John Peter Krahel, Srikanth Ramamurthy
University-Sponsored Microfinance Initiatives in Depressed Urban Environments: A Case Study
Many American communities are plagued by a history of racial inequality and a legacy of “redlining,” a practice by which minorities were systematically denied access to white neighborhoods, resulting in perpetually disadvantaged minority communities within cities that might otherwise be thriving economically. While redlining has been illegal for several decades, its legacy remains. This divide leads to a cold-start problem: Members of disadvantaged minority communities who possess business acumen and the ability to garner resources to make long-term investments will likely leave these neighborhoods for greener pastures. Many of the historically disadvantaged communities, thus, remain stuck in a vicious circle of poverty, lacking the means – either capital or human – to grow economically.
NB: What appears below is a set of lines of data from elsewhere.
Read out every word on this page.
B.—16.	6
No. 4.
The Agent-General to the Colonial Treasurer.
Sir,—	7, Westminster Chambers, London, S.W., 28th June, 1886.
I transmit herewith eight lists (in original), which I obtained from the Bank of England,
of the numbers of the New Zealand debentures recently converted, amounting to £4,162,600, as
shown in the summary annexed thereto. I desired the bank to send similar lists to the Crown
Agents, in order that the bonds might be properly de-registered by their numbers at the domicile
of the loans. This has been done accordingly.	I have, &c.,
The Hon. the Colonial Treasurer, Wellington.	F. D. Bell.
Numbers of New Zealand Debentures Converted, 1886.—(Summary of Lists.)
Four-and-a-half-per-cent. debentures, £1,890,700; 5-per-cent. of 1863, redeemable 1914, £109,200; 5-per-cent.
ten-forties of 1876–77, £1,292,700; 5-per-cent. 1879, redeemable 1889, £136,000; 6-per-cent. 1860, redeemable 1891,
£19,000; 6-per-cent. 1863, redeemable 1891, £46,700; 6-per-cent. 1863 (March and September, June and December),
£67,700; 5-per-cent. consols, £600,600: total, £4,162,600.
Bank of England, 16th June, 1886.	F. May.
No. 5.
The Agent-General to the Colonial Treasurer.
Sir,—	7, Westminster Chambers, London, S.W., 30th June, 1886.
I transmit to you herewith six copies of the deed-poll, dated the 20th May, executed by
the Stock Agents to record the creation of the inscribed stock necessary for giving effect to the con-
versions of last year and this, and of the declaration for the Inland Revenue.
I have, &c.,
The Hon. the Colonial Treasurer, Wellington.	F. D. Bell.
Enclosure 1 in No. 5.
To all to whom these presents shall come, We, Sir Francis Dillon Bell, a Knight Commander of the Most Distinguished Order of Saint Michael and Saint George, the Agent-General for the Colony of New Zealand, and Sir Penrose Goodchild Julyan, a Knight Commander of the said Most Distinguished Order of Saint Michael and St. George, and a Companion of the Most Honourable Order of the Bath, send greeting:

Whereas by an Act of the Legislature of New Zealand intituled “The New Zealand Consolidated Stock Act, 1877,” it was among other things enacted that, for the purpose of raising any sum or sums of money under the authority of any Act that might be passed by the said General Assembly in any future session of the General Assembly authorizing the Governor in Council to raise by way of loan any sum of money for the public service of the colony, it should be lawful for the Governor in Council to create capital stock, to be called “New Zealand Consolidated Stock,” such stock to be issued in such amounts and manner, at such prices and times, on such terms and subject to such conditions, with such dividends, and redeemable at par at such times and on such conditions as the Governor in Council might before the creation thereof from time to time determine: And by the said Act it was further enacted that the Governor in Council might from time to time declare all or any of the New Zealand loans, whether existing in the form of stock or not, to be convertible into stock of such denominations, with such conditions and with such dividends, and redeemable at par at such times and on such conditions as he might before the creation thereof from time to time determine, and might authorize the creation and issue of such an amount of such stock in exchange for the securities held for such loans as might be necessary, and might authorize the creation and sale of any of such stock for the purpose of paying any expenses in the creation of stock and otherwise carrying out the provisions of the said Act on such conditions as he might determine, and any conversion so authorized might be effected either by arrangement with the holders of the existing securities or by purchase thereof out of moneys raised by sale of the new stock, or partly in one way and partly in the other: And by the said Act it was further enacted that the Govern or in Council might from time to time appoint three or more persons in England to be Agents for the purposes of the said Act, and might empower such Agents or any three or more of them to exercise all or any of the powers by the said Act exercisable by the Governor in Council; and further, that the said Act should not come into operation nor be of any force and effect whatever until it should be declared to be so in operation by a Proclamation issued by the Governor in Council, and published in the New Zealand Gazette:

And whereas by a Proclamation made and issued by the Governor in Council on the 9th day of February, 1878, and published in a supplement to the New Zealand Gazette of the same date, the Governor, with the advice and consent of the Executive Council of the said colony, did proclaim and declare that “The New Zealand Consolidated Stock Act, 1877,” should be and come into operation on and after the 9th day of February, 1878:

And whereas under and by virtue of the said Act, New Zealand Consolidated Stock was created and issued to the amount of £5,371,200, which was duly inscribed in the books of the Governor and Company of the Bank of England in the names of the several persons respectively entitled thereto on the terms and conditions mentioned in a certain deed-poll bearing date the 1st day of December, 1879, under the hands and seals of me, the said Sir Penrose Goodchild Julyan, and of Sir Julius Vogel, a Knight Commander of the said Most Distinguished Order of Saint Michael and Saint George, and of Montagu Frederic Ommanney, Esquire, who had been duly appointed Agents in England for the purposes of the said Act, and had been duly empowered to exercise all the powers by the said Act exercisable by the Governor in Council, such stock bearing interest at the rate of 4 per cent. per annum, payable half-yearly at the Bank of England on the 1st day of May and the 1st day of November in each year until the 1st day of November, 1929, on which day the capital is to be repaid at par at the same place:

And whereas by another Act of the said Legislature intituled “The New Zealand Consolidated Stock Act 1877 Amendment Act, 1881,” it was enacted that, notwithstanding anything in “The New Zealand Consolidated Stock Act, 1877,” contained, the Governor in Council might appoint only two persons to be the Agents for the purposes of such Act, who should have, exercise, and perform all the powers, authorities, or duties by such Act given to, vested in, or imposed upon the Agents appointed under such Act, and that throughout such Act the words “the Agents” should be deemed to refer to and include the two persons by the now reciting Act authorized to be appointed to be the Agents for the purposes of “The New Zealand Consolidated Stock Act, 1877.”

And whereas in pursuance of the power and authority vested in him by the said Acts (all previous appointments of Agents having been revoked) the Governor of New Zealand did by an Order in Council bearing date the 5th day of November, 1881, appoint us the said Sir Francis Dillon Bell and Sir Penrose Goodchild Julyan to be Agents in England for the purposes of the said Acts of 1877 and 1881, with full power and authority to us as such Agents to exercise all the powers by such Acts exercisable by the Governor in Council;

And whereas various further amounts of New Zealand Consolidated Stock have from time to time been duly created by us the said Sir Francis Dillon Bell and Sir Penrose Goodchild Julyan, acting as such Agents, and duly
The neighborhood bordering the east side of Loyola University Maryland’s Evergreen campus in Baltimore along York Road is one such “red line”. To address this issue, Loyola University Maryland combined corporate funding, a partnership with Kiva, and faculty and student engagement to build and nurture relationships with businesses along the York Road corridor. We categorize our potential business partners along three dimensions: community-mindedness, trust (in this partnership), and commitment. While our sample size is small as of now, we believe that all three attributes are necessary for a successful community partnership. Some business owners are enthusiastic about helping their communities, but lack the commitment to prioritize long-term growth over short-term needs. Some have this commitment, but do not trust outsiders bearing an offer of assistance. Still others have both trust and commitment, but see their surrounding community as a source of profit and not a partner. It is a rare but valuable partner who possesses all three attributes to lead to a successful relationship, and these partners must be actively and judiciously sought out. This paper presents best practices for community partnerships of the type described above. We discuss student recruitment and engagement, business partner selection and relationship management, capital budgeting methods, and potential legal challenges associated with community lending. This paper benefits those institutions looking to implement similar concepts in their own communities, as well as smaller community lenders seeking guidance on proper lending targets.